Scientists are developing a new smartphone app that can help reduce risk of injuries in employees whose work requires repetitive motion. Strain of repetitive motion can lead to various musculoskeletal injuries, such as carpal tunnel syndrome or tendonitis in the wrists, arms and shoulders. Risks of injury not only cause workers to suffer, but can create massive inefficiencies for companies themselves, through hidden costs such as worker’s compensation, lost time and reduced productivity.
“We want to solve these problems before people get hurt,” said Rob Radwin, professor at University of Wisconsin-Madison in the US.
Existing methods for measuring risk of injury leave much to be desired: Health and safety professionals often make subjective judgements of risk based on a 0-10 scale of hand activity. Although these measurements provide fairly reasonable predictions, there is immense room for error in human observation, and such conclusions require valuable time, expertise and training in ergonomics and safety.
It also requires following the nuanced actions of many individuals over a long period of time.
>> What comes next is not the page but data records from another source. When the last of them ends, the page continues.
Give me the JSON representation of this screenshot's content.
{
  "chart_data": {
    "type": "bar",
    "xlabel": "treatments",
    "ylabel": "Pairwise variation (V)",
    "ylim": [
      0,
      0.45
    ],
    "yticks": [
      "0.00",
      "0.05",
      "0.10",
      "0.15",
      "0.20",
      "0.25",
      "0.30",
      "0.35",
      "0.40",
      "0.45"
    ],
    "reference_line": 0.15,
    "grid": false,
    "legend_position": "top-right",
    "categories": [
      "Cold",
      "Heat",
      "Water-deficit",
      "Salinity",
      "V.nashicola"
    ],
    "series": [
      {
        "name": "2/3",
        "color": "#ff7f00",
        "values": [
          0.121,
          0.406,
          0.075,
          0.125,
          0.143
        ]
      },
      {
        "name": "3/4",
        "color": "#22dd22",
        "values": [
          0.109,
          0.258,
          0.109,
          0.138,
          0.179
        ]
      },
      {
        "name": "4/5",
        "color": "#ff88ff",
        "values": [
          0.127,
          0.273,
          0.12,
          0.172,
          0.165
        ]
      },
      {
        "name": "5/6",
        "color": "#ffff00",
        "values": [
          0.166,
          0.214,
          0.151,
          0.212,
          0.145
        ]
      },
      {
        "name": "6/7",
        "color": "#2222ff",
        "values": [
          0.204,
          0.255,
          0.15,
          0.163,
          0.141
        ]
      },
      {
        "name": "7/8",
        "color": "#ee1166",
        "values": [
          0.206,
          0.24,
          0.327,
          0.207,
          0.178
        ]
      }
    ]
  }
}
Current technology may be the key to facing, and ultimately fixing, this issue. Researchers already have developed computer vision algorithms to calculate hand activity level.
The measure for assessing health outcomes, will use their video footage to visualise and track repetitive motions – establishing pattern recognition at which the hand demonstrates repetitive movements, grasps and exertions. By combining their recent epidemiology findings with this new measurement, they can create a basis for engineers to measure risk for injuries and redesign certain jobs in the workplace. The ultimate goal is to not only create functioning, accurate measurements, but to make them widely accessible to companies via computer vision with smartphones.
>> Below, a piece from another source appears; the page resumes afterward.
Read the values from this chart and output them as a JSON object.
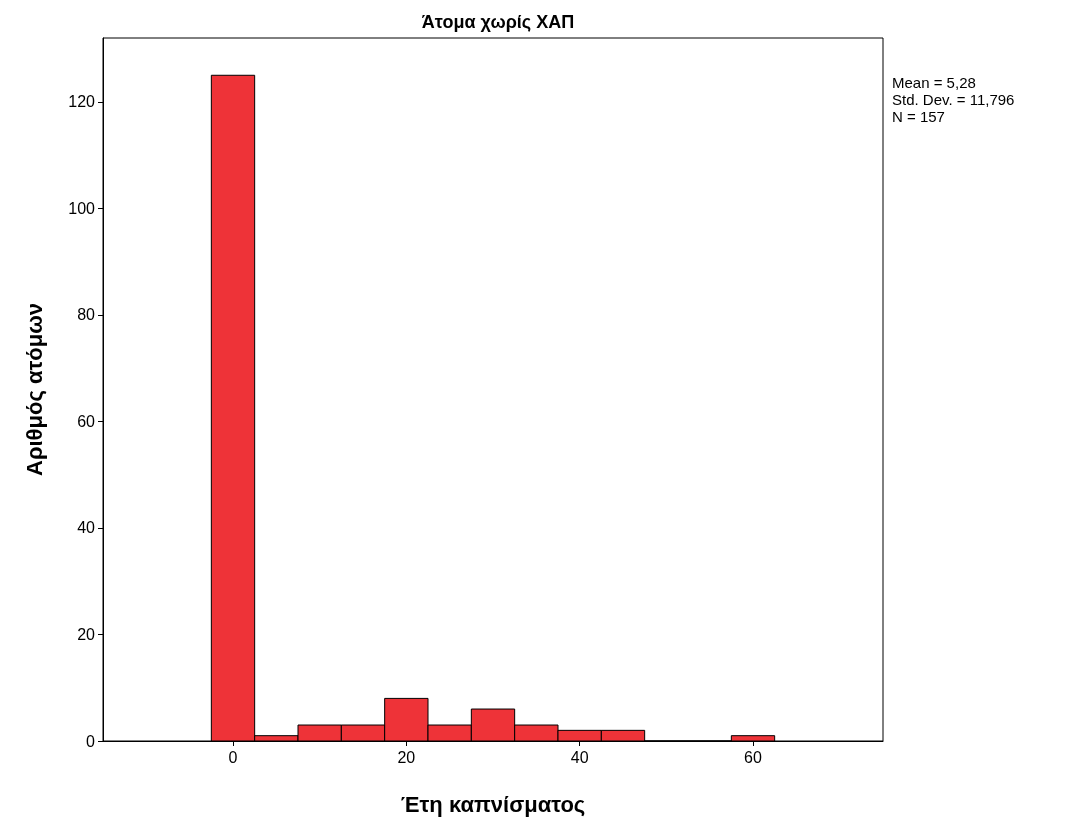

“I envision an app, and I think all the technology we need exists on my smartphone today: a high definition camera, a high-speed processor, and the ability to do cloud computing,” he said.
If Radwin can apply his measures to a smartphone application, manufacturing employers may assess risk of injury of their employees with relative ease. This would involve simply pointing a handheld video device, which is less intrusive and time-consuming than existing methods, such as attaching an instrument to a worker’s arm or hand.